线性回归(Linear Regression)

估值函数(Hypothesis Function):

h_\theta(x) = \theta x

目标函数:

J(\theta) = \frac{1}{m}\sum_{i=1}^{m}Cost(h_\theta(x^{(i)}), y^{(i)})
Cost(h_\theta(x), y) = \frac{1}{2}(h_\theta(x) - y)^2

\theta 求一阶导数:

Cost'(\theta) = (h_x(\theta) - y) \cdot h_x'(\theta) = x^2\theta - xy

\theta 求二阶导数:

Cost''(\theta) = x^2 > 0

可见 Cost Function 为凸函数,不会陷入到局部最优点。

逻辑回归(Logistic Regression)与分类

引入 Sigmoid(logistic) Function, 使 h_\theta(x) 归一化,即: 0 < h_\theta(x) < 1 :

g(x) = \frac{1}{1 + e^{-x}}

估值函数(Hypothesis Function):

h_\theta(x) = P(y=1 | x; \theta) = g(\theta x) = \frac{1}{1 + e^{-\theta x}}

目标函数:

J(\theta) = \frac{1}{m}\sum_{i=1}^{m}Cost(h_\theta(x^{(i)}), y^{(i)})

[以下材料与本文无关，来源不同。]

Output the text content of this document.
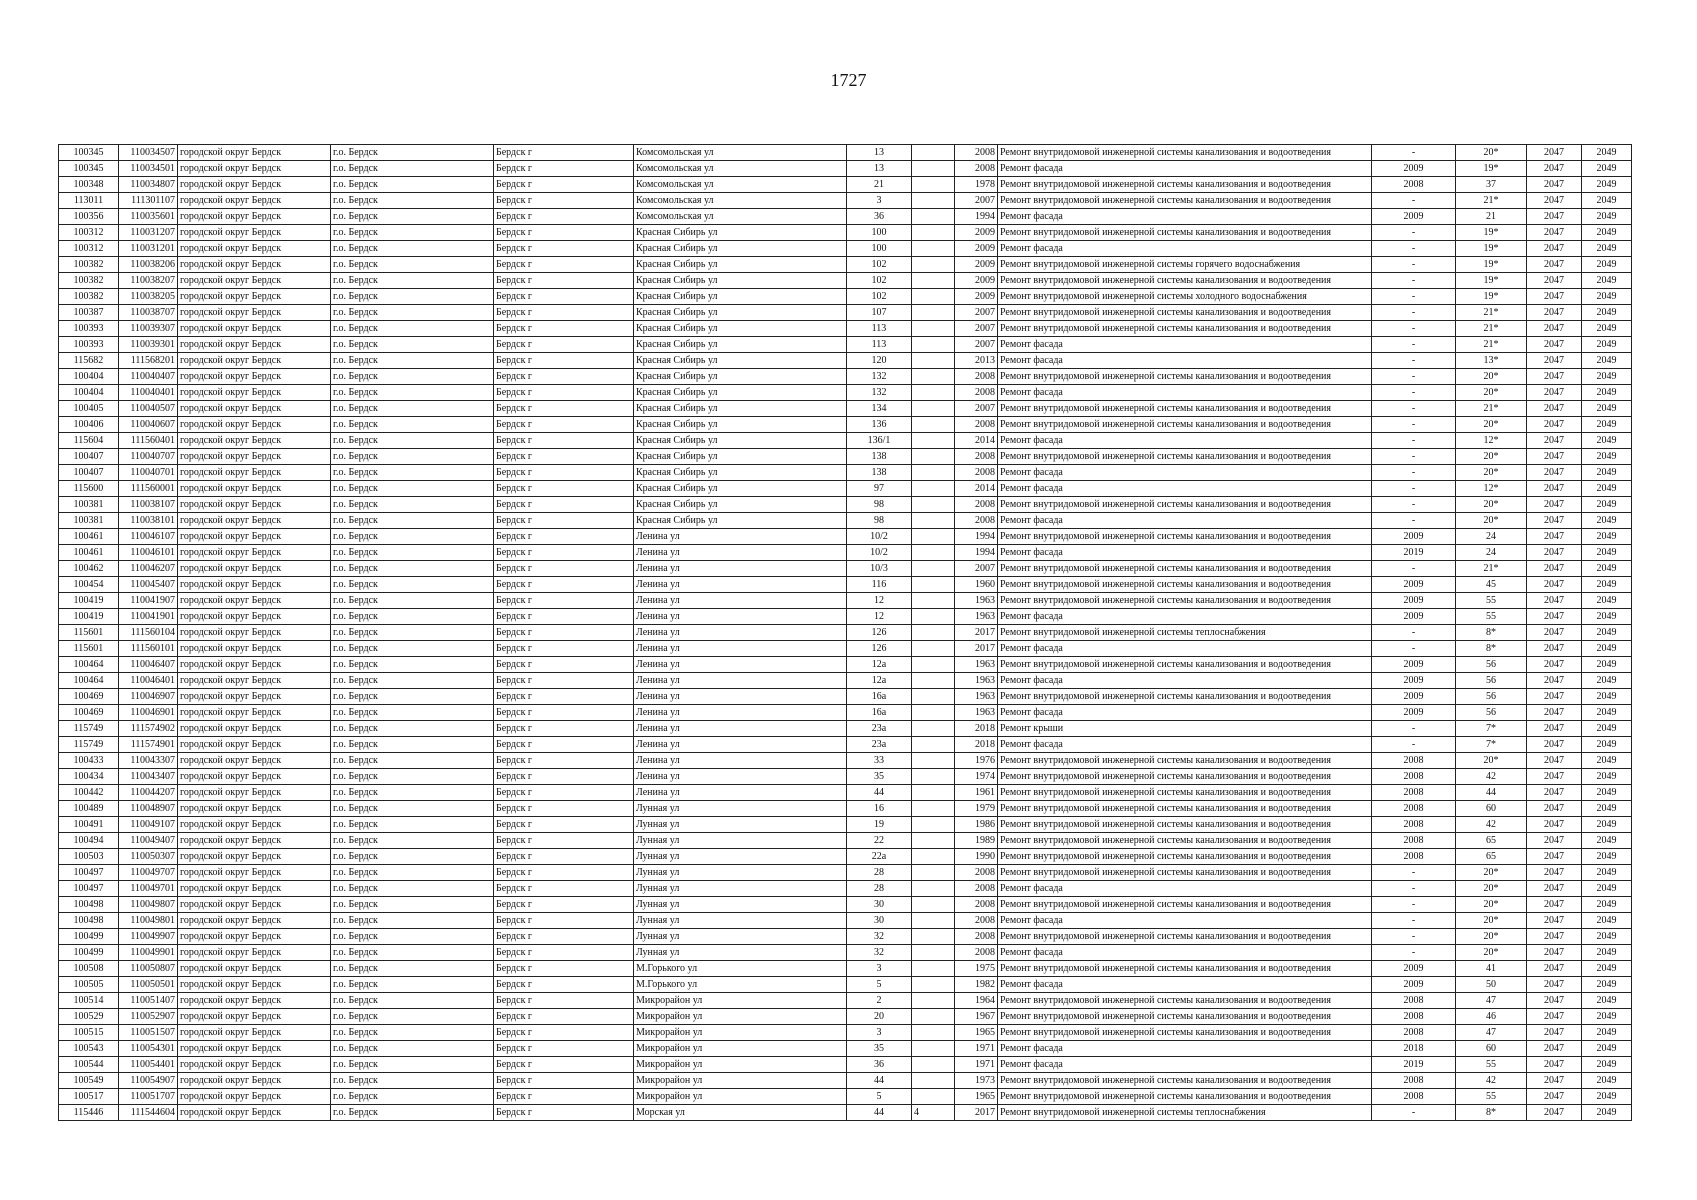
1727
100345	110034507	городской округ Бердск	г.о. Бердск	Бердск г	Комсомольская ул	13		2008	Ремонт внутридомовой инженерной системы канализования и водоотведения	-	20*	2047	2049
100345	110034501	городской округ Бердск	г.о. Бердск	Бердск г	Комсомольская ул	13		2008	Ремонт фасада	2009	19*	2047	2049
100348	110034807	городской округ Бердск	г.о. Бердск	Бердск г	Комсомольская ул	21		1978	Ремонт внутридомовой инженерной системы канализования и водоотведения	2008	37	2047	2049
113011	111301107	городской округ Бердск	г.о. Бердск	Бердск г	Комсомольская ул	3		2007	Ремонт внутридомовой инженерной системы канализования и водоотведения	-	21*	2047	2049
100356	110035601	городской округ Бердск	г.о. Бердск	Бердск г	Комсомольская ул	36		1994	Ремонт фасада	2009	21	2047	2049
100312	110031207	городской округ Бердск	г.о. Бердск	Бердск г	Красная Сибирь ул	100		2009	Ремонт внутридомовой инженерной системы канализования и водоотведения	-	19*	2047	2049
100312	110031201	городской округ Бердск	г.о. Бердск	Бердск г	Красная Сибирь ул	100		2009	Ремонт фасада	-	19*	2047	2049
100382	110038206	городской округ Бердск	г.о. Бердск	Бердск г	Красная Сибирь ул	102		2009	Ремонт внутридомовой инженерной системы горячего водоснабжения	-	19*	2047	2049
100382	110038207	городской округ Бердск	г.о. Бердск	Бердск г	Красная Сибирь ул	102		2009	Ремонт внутридомовой инженерной системы канализования и водоотведения	-	19*	2047	2049
100382	110038205	городской округ Бердск	г.о. Бердск	Бердск г	Красная Сибирь ул	102		2009	Ремонт внутридомовой инженерной системы холодного водоснабжения	-	19*	2047	2049
100387	110038707	городской округ Бердск	г.о. Бердск	Бердск г	Красная Сибирь ул	107		2007	Ремонт внутридомовой инженерной системы канализования и водоотведения	-	21*	2047	2049
100393	110039307	городской округ Бердск	г.о. Бердск	Бердск г	Красная Сибирь ул	113		2007	Ремонт внутридомовой инженерной системы канализования и водоотведения	-	21*	2047	2049
100393	110039301	городской округ Бердск	г.о. Бердск	Бердск г	Красная Сибирь ул	113		2007	Ремонт фасада	-	21*	2047	2049
115682	111568201	городской округ Бердск	г.о. Бердск	Бердск г	Красная Сибирь ул	120		2013	Ремонт фасада	-	13*	2047	2049
100404	110040407	городской округ Бердск	г.о. Бердск	Бердск г	Красная Сибирь ул	132		2008	Ремонт внутридомовой инженерной системы канализования и водоотведения	-	20*	2047	2049
100404	110040401	городской округ Бердск	г.о. Бердск	Бердск г	Красная Сибирь ул	132		2008	Ремонт фасада	-	20*	2047	2049
100405	110040507	городской округ Бердск	г.о. Бердск	Бердск г	Красная Сибирь ул	134		2007	Ремонт внутридомовой инженерной системы канализования и водоотведения	-	21*	2047	2049
100406	110040607	городской округ Бердск	г.о. Бердск	Бердск г	Красная Сибирь ул	136		2008	Ремонт внутридомовой инженерной системы канализования и водоотведения	-	20*	2047	2049
115604	111560401	городской округ Бердск	г.о. Бердск	Бердск г	Красная Сибирь ул	136/1		2014	Ремонт фасада	-	12*	2047	2049
100407	110040707	городской округ Бердск	г.о. Бердск	Бердск г	Красная Сибирь ул	138		2008	Ремонт внутридомовой инженерной системы канализования и водоотведения	-	20*	2047	2049
100407	110040701	городской округ Бердск	г.о. Бердск	Бердск г	Красная Сибирь ул	138		2008	Ремонт фасада	-	20*	2047	2049
115600	111560001	городской округ Бердск	г.о. Бердск	Бердск г	Красная Сибирь ул	97		2014	Ремонт фасада	-	12*	2047	2049
100381	110038107	городской округ Бердск	г.о. Бердск	Бердск г	Красная Сибирь ул	98		2008	Ремонт внутридомовой инженерной системы канализования и водоотведения	-	20*	2047	2049
100381	110038101	городской округ Бердск	г.о. Бердск	Бердск г	Красная Сибирь ул	98		2008	Ремонт фасада	-	20*	2047	2049
100461	110046107	городской округ Бердск	г.о. Бердск	Бердск г	Ленина ул	10/2		1994	Ремонт внутридомовой инженерной системы канализования и водоотведения	2009	24	2047	2049
100461	110046101	городской округ Бердск	г.о. Бердск	Бердск г	Ленина ул	10/2		1994	Ремонт фасада	2019	24	2047	2049
100462	110046207	городской округ Бердск	г.о. Бердск	Бердск г	Ленина ул	10/3		2007	Ремонт внутридомовой инженерной системы канализования и водоотведения	-	21*	2047	2049
100454	110045407	городской округ Бердск	г.о. Бердск	Бердск г	Ленина ул	116		1960	Ремонт внутридомовой инженерной системы канализования и водоотведения	2009	45	2047	2049
100419	110041907	городской округ Бердск	г.о. Бердск	Бердск г	Ленина ул	12		1963	Ремонт внутридомовой инженерной системы канализования и водоотведения	2009	55	2047	2049
100419	110041901	городской округ Бердск	г.о. Бердск	Бердск г	Ленина ул	12		1963	Ремонт фасада	2009	55	2047	2049
115601	111560104	городской округ Бердск	г.о. Бердск	Бердск г	Ленина ул	126		2017	Ремонт внутридомовой инженерной системы теплоснабжения	-	8*	2047	2049
115601	111560101	городской округ Бердск	г.о. Бердск	Бердск г	Ленина ул	126		2017	Ремонт фасада	-	8*	2047	2049
100464	110046407	городской округ Бердск	г.о. Бердск	Бердск г	Ленина ул	12а		1963	Ремонт внутридомовой инженерной системы канализования и водоотведения	2009	56	2047	2049
100464	110046401	городской округ Бердск	г.о. Бердск	Бердск г	Ленина ул	12а		1963	Ремонт фасада	2009	56	2047	2049
100469	110046907	городской округ Бердск	г.о. Бердск	Бердск г	Ленина ул	16а		1963	Ремонт внутридомовой инженерной системы канализования и водоотведения	2009	56	2047	2049
100469	110046901	городской округ Бердск	г.о. Бердск	Бердск г	Ленина ул	16а		1963	Ремонт фасада	2009	56	2047	2049
115749	111574902	городской округ Бердск	г.о. Бердск	Бердск г	Ленина ул	23а		2018	Ремонт крыши	-	7*	2047	2049
115749	111574901	городской округ Бердск	г.о. Бердск	Бердск г	Ленина ул	23а		2018	Ремонт фасада	-	7*	2047	2049
100433	110043307	городской округ Бердск	г.о. Бердск	Бердск г	Ленина ул	33		1976	Ремонт внутридомовой инженерной системы канализования и водоотведения	2008	20*	2047	2049
100434	110043407	городской округ Бердск	г.о. Бердск	Бердск г	Ленина ул	35		1974	Ремонт внутридомовой инженерной системы канализования и водоотведения	2008	42	2047	2049
100442	110044207	городской округ Бердск	г.о. Бердск	Бердск г	Ленина ул	44		1961	Ремонт внутридомовой инженерной системы канализования и водоотведения	2008	44	2047	2049
100489	110048907	городской округ Бердск	г.о. Бердск	Бердск г	Лунная ул	16		1979	Ремонт внутридомовой инженерной системы канализования и водоотведения	2008	60	2047	2049
100491	110049107	городской округ Бердск	г.о. Бердск	Бердск г	Лунная ул	19		1986	Ремонт внутридомовой инженерной системы канализования и водоотведения	2008	42	2047	2049
100494	110049407	городской округ Бердск	г.о. Бердск	Бердск г	Лунная ул	22		1989	Ремонт внутридомовой инженерной системы канализования и водоотведения	2008	65	2047	2049
100503	110050307	городской округ Бердск	г.о. Бердск	Бердск г	Лунная ул	22а		1990	Ремонт внутридомовой инженерной системы канализования и водоотведения	2008	65	2047	2049
100497	110049707	городской округ Бердск	г.о. Бердск	Бердск г	Лунная ул	28		2008	Ремонт внутридомовой инженерной системы канализования и водоотведения	-	20*	2047	2049
100497	110049701	городской округ Бердск	г.о. Бердск	Бердск г	Лунная ул	28		2008	Ремонт фасада	-	20*	2047	2049
100498	110049807	городской округ Бердск	г.о. Бердск	Бердск г	Лунная ул	30		2008	Ремонт внутридомовой инженерной системы канализования и водоотведения	-	20*	2047	2049
100498	110049801	городской округ Бердск	г.о. Бердск	Бердск г	Лунная ул	30		2008	Ремонт фасада	-	20*	2047	2049
100499	110049907	городской округ Бердск	г.о. Бердск	Бердск г	Лунная ул	32		2008	Ремонт внутридомовой инженерной системы канализования и водоотведения	-	20*	2047	2049
100499	110049901	городской округ Бердск	г.о. Бердск	Бердск г	Лунная ул	32		2008	Ремонт фасада	-	20*	2047	2049
100508	110050807	городской округ Бердск	г.о. Бердск	Бердск г	М.Горького ул	3		1975	Ремонт внутридомовой инженерной системы канализования и водоотведения	2009	41	2047	2049
100505	110050501	городской округ Бердск	г.о. Бердск	Бердск г	М.Горького ул	5		1982	Ремонт фасада	2009	50	2047	2049
100514	110051407	городской округ Бердск	г.о. Бердск	Бердск г	Микрорайон ул	2		1964	Ремонт внутридомовой инженерной системы канализования и водоотведения	2008	47	2047	2049
100529	110052907	городской округ Бердск	г.о. Бердск	Бердск г	Микрорайон ул	20		1967	Ремонт внутридомовой инженерной системы канализования и водоотведения	2008	46	2047	2049
100515	110051507	городской округ Бердск	г.о. Бердск	Бердск г	Микрорайон ул	3		1965	Ремонт внутридомовой инженерной системы канализования и водоотведения	2008	47	2047	2049
100543	110054301	городской округ Бердск	г.о. Бердск	Бердск г	Микрорайон ул	35		1971	Ремонт фасада	2018	60	2047	2049
100544	110054401	городской округ Бердск	г.о. Бердск	Бердск г	Микрорайон ул	36		1971	Ремонт фасада	2019	55	2047	2049
100549	110054907	городской округ Бердск	г.о. Бердск	Бердск г	Микрорайон ул	44		1973	Ремонт внутридомовой инженерной системы канализования и водоотведения	2008	42	2047	2049
100517	110051707	городской округ Бердск	г.о. Бердск	Бердск г	Микрорайон ул	5		1965	Ремонт внутридомовой инженерной системы канализования и водоотведения	2008	55	2047	2049
115446	111544604	городской округ Бердск	г.о. Бердск	Бердск г	Морская ул	44	4	2017	Ремонт внутридомовой инженерной системы теплоснабжения	-	8*	2047	2049
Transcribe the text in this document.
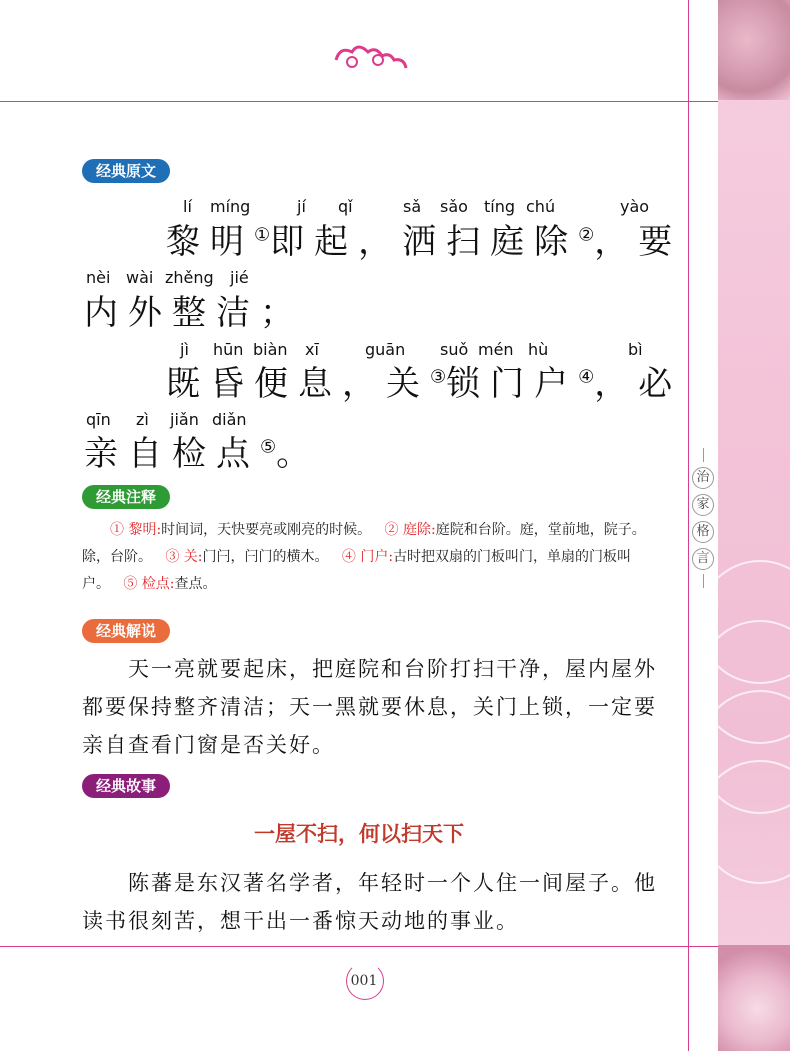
治
家
格
言
经典原文
lí míng	jí qǐ	sǎ sǎo tíng chú	yào
黎明①即起，洒扫庭除②，要
nèi wài zhěng jié
内外整洁；
jì hūn biàn xī	guān suǒ mén hù	bì
既昏便息，关③锁门户④，必
qīn zì jiǎn diǎn
亲自检点⑤。
经典注释
① 黎明:时间词，天快要亮或刚亮的时候。 ② 庭除:庭院和台阶。庭，堂前地，院子。除，台阶。 ③ 关:门闩，闩门的横木。 ④ 门户:古时把双扇的门板叫门，单扇的门板叫户。 ⑤ 检点:查点。
经典解说
天一亮就要起床，把庭院和台阶打扫干净，屋内屋外都要保持整齐清洁；天一黑就要休息，关门上锁，一定要亲自查看门窗是否关好。
经典故事
一屋不扫，何以扫天下
陈蕃是东汉著名学者，年轻时一个人住一间屋子。他读书很刻苦，想干出一番惊天动地的事业。
001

由于估值函数不是线性的,如果采用线性回归的 Cost Function,那么会得到一条非凸曲线(nonconvex function)。为了使 J(\theta) 成为一个凸函数(convex function),需要作出一些修改:

Cost(h_\theta(x), y) = \begin{cases}-\log(h_\theta(x)) & \text{if y=1} \\-\log(1 - h_\theta(x)) & \text{if y=0}\end{cases}
Cost(h_\theta(x), y) = (y-1)\log(1 - h_\theta(x)) - y\log(h_\theta(x))

\theta 求一阶导数:

Cost'(\theta) = xe^{\theta x} + xe^{2\theta x} - xy

\theta 求二阶导数:

Cost''(\theta) = x^2e^{\theta x} + 2x^2e^{2\theta x} > 0

所以 Cost Function 是凸函数,不会陷入到局部最优点。

基于 Logistic Regressioin 对多类别分类

针对每一类别,分别计算 P(y=k | x; \theta) 。可以取最大值,做__排他性分类__。也可以设定阀值,做__非排他性分类__。

Softmax 分类

从 Logistic Regression 演变而来,用于做__排他性分类__。

h_\theta(x) =\left[\begin{array}{c} P(y=1 | x; \theta) \\ P(y=2 | x; \theta) \\ \vdots \\ P(y=K | x; \theta)\end{array}\right] =\frac{1}{\sum_{j=1}^{K}e^{\theta^{(j)} x}} =\left[\begin{array}{c} e^{\theta^{(1)} x} \\ e^{\theta^{(2)} x} \\ \vdots \\ e^{\theta^{(K)} x}\end{array}\right]
\theta =\left[\begin{array}{cccc} \mid & \mid & \mid & \mid \\ \theta^{(1)} & \theta^{(2)} & \dots & \theta^{(K)} \\ \mid & \mid & \mid & \mid \\\end{array}\right]

目标函数:

J(\theta) = -\left[ \sum_{i=1}^{m}(1-y^{(i)})\log(1 - h_\theta(x^{(i)})) + y^{(i)}\log h_\theta(x^{(i)})\right]

K=2 时,softmax 会退化成 logistic regression 的形式:

h_\theta(x) =\left[\begin{array}{c} \frac{1}{1+e^{(\theta^{(1)} - \theta^{(2)})x }} \\ 1 - \frac{1}{1+e^{(\theta^{(1)} - \theta^{(2)})x }}\end{array}\right]